ED HERON: I believe the gang problem is a regional issue and a solution must involve the participation of every school district and governmental agency on the South Coast and must including nonprofits, community members, students, families and the business community. Not one single question has been raised in public regarding the cost of this five-year community approach, nor as to how and who is going to pay for it. The school district just cut $4 million from its budget. No funds currently exist for a long-term approach to solve the problem and we need to develop one in conjunction with our regional partners.

NOOZHAWK: The district is being asked to pitch in $64,000 annually to keep the truancy program alive. Historically, the program has been funded by Santa Barbara County, but the Board of Supervisors has said it would cut the entire program unless individual districts pony up. Would you vote yes or no on spending that amount?

ED HERON: I believe the truancy program is designed to cooperate with parents to encourage their children to attend school and obtain the education they deserve. If this is a positive program, the children and district benefit. However, recently I have also heard there is a detrimental side to this process and therefore it should be reviewed by the new school board. I hope the county proceeds with paying for the program this year, knowing that the school board will be working closely with them to work out an equitable program with the correct funding process.

NOOZHAWK: Do you support using one of two unused parcels of district-owned land to build price-controlled housing for teachers?

ED HERON: Unless I am persuaded differently by factual presentations, it is my feeling that the school board should focus on education in the classroom and not get involved as a developer of real estate. I have seen no facts indicating that teachers want price-controlled housing. The school board does not have the time or the expertise to take on such a heart-wrenching process that will decrease the level of community support we need for education. Assets worth millions of dollars, determined to be surplus to the schools’ needs, are sitting earning no return and actually costing us $100,000 a year. This is not good fiscal management.

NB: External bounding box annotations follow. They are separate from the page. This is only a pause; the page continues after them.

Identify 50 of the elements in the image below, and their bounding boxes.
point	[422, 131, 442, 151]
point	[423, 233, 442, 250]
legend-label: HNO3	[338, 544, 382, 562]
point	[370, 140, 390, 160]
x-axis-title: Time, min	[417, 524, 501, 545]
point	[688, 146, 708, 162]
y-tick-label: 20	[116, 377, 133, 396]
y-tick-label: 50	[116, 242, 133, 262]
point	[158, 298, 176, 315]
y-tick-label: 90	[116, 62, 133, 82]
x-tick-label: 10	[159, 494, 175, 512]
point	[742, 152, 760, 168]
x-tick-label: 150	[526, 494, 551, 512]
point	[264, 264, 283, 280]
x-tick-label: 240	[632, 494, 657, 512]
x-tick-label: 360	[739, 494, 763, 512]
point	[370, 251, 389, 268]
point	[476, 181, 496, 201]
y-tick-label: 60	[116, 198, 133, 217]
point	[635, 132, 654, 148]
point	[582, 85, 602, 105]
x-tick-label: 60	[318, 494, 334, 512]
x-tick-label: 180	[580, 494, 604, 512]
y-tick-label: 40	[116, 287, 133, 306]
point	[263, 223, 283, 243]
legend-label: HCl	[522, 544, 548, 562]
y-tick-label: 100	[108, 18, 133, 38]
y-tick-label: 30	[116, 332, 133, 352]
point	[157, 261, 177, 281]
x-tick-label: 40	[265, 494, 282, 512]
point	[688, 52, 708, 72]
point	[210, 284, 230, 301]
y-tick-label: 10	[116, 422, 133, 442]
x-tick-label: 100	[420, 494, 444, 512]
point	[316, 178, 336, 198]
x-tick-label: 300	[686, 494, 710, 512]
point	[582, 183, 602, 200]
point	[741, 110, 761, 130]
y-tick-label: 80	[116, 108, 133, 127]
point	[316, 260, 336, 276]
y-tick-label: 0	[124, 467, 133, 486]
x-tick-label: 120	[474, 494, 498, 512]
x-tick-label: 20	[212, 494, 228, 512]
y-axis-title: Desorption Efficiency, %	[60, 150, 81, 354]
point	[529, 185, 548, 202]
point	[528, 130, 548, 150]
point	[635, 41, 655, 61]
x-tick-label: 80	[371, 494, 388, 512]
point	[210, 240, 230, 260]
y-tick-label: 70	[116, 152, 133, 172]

NOOZHAWK: Do you generally agree with the direction in which Superintendent Brian Sarvis is taking the schools?

ED HERON: The direction of the schools is the responsibility of the school board. The community currently has a lack of confidence in the administration and the school board. This is a major concern if we are going to provide a world-class education for all children. Everyone involved wants consistency, dependability and trustworthiness ... all of which seem to have been lacking the last couple of years due in part to fiscal management issues. Dr. Sarvis is an experienced, thoughtful and capable superintendent. With a strong board he is capable of fulfilling his role of bringing options to the board and implementing the policy options that the board chooses.

NOOZHAWK: What’s your favorite book?

ED HERON: A book that has influenced me over the years is The Power of Positive Thinking by Dr. Norman Vincent Peale. A book that most recently caught my attention would be Three Cups of Tea, One Man’s Mission to Promote Peace ... One School at a Time, which I read on a recent vacation. It was fascinating and shows the power that one person can have on the educational system of a country. In retrospect, it very well may have helped me come to the conclusion that I can have a positive influence on the education of the youth in Montecito, Santa Barbara and Goleta.